Yep, that’s the one!


She somehow knows that Liam gets upset if she doesn’t get in bed with him at bedtime, so she curls up next to him until he’s asleep and then comes out and sits all over the clean laundry I’m folding and watches me watch The Walking Dead. She’s a great watch-dog, too, since everything from dandelion fuzz to delivery men sends her barking ferociously at the door at any hour of the day or night. She plays great with other dogs, and even formed an uncomfortably intimate relationship with my parents’ female boxer Kylie last summer.

Kylie and Folly
Folly won’t look at the camera because Charlotte is sitting between her and her long-lost love

But her herding instinct is so strong that when we go running or take her for walks, every single member of our family must remain within licking distance of her tongue, or she nips at our heels and tries to herd us. It was pretty funny at first, when she was tiny, because if the Ogre or I called for one of the kids, she’d go chasing after them and daintily knock them down, then sit, cock her head at us, and wait eagerly for approval.

It’s not so funny now that she weighs 50 pounds. Also not funny is the way she really, really wants to have control over the motorized vehicles traveling up and down the street, especially at 3:45 when school lets out. This is somehow always the exact same time she manages to escape, because if between the hours of 3 and 5 I have to, say, pee, Tank immediately pushes a chair to the front door, unlocks it, opens it, and then claps his hands joyously when Folly streaks past him and yells, “Folly out! Folly out!”

I’ve tried to combat this situation by peeing with the toddler in my lap, and when that proved to be just as awkward and scarring as it sounds, I started putting Folly in her kennel.

Then Tank learned to open the kennel.

When she escapes, she stops being Folly and starts being the Platonic Form of Herding Instinct. She sprints all over the street, barking ferociously at cars and golf cars, darting in front of and between their tires and snapping at the wheels because she’s trying to herd them. As soon as they stop, she loses interest and chases something else.
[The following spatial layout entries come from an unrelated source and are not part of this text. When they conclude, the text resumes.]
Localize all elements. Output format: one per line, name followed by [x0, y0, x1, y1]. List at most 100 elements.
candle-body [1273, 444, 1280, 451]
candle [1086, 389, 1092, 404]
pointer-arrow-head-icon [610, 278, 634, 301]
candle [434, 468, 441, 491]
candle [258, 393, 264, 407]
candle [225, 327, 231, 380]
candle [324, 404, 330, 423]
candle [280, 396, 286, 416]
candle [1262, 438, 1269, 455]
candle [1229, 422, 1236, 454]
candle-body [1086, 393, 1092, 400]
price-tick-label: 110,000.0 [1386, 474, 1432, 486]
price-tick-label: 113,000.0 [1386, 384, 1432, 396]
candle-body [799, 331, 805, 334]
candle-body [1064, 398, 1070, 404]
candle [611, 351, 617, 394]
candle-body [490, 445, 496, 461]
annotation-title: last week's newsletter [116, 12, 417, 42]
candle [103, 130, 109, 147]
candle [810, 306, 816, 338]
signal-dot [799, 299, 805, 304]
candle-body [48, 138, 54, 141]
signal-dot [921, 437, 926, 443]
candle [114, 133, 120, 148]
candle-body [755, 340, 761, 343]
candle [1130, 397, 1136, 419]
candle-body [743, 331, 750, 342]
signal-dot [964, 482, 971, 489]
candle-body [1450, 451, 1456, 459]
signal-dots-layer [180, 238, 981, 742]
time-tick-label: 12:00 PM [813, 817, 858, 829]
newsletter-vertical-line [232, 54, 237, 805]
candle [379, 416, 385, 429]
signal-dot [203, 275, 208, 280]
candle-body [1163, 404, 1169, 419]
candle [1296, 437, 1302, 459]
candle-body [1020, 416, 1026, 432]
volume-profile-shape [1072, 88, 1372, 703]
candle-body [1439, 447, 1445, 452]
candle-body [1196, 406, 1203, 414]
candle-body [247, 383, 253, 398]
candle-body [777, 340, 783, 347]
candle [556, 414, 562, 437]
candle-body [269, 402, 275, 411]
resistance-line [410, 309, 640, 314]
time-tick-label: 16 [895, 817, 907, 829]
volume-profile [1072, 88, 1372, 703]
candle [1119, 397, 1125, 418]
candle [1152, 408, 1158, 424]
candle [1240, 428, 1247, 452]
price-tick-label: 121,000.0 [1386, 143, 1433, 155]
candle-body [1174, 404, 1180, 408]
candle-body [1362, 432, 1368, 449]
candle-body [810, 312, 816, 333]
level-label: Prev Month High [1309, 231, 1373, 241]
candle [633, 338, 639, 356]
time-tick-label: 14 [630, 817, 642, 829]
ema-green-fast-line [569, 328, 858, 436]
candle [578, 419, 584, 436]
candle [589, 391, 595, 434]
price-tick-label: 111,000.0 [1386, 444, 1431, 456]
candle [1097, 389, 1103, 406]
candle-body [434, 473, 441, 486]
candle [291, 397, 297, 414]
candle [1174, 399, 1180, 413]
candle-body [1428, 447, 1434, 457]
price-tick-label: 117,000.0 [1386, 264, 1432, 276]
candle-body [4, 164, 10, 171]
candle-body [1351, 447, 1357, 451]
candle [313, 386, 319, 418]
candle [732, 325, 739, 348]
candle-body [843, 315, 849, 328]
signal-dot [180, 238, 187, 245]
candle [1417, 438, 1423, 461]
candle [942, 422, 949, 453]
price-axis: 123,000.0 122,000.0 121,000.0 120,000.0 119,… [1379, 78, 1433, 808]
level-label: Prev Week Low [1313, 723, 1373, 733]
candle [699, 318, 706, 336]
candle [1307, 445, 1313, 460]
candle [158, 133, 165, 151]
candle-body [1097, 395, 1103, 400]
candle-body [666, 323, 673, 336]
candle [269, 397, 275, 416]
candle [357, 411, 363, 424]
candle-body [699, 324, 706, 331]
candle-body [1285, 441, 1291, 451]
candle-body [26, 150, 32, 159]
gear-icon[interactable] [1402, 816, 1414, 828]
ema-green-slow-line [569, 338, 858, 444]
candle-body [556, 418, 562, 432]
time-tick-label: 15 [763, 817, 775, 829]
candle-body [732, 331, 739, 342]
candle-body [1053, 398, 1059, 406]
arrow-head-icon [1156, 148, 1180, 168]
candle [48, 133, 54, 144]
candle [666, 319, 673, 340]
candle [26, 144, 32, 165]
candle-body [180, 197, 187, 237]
Or if they gun it and keep driving, eventually she loses interest and chases something else.

But if they slow down…oh, God help us, if they slow down, she runs circles around them, and I run after her, and everything is awful.

She has never, never, and I mean never bitten anyone. She doesn’t even jump up on people who aren’t family or friends (or our long-suffering babysitter). And she’s completely terrified of small dogs, since they never want to play and always want to eat her face. But when she’s tearing around the neighborhood with her ears laid back, she looks mean, and I have to tear around the neighborhood with her, assuring everyone in a yell that she’s not mean. (Shocker: they never believe me.) And when she goes barreling down the side of a canal to try and herd the alligators, she looks like dinner, and I have to save her life.

For Christmas we’re getting her a shock collar, which we’ve been trying to save up for since dang, those things are expensive. It sounds like a horribly evil Christmas gift, but I’d rather not have someone accidentally hit her because she wanted their car to go a different direction, and I’d rather not have someone shoot her because she looks “like one of those mean breeds”, and I’d rather not watch her get eaten by an alligator.

Because at the end of the day, I’d do it all over again. She’s part of our family, and despite appearances, she’s the gentlest, sweetest part.

Liam and follyUnless you’re a golf cart.